Online Computation with Untrusted Advice
Spyros Angelopoulos, Christoph Dürr, Shendan Jin, Shahin Kamali, Marc Renault
TL;DR
This work introduces a model of online computation with untrusted advice, formalizing a two-dimensional competitiveness measure $(r,w)$ that captures performance when advice is trusted versus adversarially corrupted. It develops Pareto-optimal strategies for ski rental and online bidding, and robust, tunable algorithms for bin packing and list update that trade off trust in the advice against competitive performance.
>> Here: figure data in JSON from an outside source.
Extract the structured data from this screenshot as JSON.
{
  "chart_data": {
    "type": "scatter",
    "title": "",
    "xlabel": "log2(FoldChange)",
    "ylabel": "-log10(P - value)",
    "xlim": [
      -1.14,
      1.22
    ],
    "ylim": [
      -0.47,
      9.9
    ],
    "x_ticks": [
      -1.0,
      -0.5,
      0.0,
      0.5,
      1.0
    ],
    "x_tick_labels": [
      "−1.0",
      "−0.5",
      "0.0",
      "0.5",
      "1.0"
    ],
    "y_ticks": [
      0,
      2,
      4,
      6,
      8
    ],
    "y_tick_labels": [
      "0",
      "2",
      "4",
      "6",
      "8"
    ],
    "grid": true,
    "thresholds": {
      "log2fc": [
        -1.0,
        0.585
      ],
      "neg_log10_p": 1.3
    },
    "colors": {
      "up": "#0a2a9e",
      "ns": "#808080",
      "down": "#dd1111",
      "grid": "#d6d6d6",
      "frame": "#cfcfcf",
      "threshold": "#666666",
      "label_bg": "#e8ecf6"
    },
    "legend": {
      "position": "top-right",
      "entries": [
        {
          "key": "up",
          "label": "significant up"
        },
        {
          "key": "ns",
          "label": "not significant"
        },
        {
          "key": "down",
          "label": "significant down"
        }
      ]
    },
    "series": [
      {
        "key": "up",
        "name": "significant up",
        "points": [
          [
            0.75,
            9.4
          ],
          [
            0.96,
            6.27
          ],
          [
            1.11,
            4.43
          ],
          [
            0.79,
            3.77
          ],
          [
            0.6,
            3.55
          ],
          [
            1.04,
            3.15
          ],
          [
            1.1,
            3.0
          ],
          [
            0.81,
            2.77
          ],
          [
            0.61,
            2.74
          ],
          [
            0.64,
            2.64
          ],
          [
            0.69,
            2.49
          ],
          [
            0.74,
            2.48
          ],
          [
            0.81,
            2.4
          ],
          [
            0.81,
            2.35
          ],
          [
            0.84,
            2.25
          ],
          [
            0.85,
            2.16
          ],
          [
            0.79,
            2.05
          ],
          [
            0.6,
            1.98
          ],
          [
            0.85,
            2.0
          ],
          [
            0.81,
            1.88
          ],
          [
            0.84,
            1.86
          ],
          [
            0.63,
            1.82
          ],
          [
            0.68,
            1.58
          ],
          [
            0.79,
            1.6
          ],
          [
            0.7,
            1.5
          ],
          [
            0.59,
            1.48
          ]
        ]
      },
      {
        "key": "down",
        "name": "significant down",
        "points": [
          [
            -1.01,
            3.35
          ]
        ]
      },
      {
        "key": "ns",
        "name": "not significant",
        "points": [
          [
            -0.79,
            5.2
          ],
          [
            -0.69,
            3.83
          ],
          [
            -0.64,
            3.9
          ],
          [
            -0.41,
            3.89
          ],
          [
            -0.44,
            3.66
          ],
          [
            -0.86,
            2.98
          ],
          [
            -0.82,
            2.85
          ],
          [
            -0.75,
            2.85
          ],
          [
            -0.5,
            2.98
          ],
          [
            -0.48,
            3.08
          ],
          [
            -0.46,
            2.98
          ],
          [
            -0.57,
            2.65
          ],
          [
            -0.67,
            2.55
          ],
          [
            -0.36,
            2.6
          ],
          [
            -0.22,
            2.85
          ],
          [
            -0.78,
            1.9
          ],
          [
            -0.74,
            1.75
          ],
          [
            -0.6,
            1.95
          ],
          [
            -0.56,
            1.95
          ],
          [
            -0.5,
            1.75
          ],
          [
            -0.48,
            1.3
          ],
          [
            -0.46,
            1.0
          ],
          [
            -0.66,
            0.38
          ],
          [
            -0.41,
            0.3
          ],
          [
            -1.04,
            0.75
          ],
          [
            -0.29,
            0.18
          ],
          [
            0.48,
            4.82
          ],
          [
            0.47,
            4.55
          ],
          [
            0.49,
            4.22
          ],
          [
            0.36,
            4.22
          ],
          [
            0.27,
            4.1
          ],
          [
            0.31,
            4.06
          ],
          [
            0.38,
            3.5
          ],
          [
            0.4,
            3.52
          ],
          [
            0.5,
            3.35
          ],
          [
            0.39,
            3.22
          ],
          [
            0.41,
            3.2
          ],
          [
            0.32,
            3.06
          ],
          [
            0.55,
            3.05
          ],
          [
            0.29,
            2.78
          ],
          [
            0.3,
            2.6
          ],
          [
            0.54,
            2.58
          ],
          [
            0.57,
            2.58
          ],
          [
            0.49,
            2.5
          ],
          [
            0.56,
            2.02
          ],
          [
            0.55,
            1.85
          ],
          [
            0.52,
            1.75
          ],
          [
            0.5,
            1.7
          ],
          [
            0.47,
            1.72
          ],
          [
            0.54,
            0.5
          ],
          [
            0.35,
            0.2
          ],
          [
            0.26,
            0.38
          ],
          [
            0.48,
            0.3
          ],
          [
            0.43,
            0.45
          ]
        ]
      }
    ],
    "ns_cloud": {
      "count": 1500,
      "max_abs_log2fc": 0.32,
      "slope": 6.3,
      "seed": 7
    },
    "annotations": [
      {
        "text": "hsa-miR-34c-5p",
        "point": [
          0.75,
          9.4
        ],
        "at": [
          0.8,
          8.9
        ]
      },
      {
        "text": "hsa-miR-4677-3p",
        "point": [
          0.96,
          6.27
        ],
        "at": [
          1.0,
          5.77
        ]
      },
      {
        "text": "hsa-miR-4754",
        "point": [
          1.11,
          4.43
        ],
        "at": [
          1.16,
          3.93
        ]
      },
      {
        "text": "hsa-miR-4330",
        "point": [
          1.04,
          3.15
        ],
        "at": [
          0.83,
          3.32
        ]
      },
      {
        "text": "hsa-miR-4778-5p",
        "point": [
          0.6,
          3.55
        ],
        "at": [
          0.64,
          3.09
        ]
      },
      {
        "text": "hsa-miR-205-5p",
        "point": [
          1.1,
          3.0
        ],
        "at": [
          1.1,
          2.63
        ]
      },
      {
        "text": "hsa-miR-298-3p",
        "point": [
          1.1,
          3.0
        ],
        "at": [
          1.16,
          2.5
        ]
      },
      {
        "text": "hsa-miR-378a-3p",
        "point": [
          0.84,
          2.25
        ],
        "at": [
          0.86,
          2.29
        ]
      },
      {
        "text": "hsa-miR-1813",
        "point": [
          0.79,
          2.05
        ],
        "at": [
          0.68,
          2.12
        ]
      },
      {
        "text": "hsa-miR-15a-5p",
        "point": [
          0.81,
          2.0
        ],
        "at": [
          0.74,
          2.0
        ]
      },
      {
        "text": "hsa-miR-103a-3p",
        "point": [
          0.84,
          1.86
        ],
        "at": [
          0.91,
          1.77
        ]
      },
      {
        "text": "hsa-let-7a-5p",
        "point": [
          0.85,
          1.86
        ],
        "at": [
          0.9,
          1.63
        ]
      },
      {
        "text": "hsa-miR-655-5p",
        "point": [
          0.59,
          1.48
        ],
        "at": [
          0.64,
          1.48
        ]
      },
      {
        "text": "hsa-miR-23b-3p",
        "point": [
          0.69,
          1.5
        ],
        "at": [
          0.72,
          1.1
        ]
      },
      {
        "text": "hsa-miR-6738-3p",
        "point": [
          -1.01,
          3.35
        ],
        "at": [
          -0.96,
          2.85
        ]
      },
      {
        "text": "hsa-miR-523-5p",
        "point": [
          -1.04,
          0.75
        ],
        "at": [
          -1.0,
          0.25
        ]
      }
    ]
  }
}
The paper provides both upper and lower bounds linking the size of the advice to achievable competitiveness, and extends the framework to randomized online algorithms to reveal nuanced interactions between randomness and untrusted advice. Together, these results illuminate how to design online algorithms that remain efficient under potentially faulty guidance and inform practical guidance for advice-based optimization under uncertainty.
Abstract
We study a generalization of the advice complexity model of online computation in which the advice is provided by an untrusted source. Our objective is to quantify the impact of untrusted advice so as to design and analyze online algorithms that are robust if the advice is adversarial, and efficient is the advice is foolproof. We focus on four well-studied online problems, namely ski rental, online bidding, bin packing and list update. For ski rental and online bidding, we show how to obtain algorithms that are Pareto-optimal with respect to the competitive ratios achieved, whereas for bin packing and list update, we give online algorithms with worst-case tradeoffs in their competitiveness, depending on whether the advice is trusted or adversarial. More importantly, we demonstrate how to prove lower bounds, within this model, on the tradeoff between the number of advice bits and the competitiveness of any online algorithm.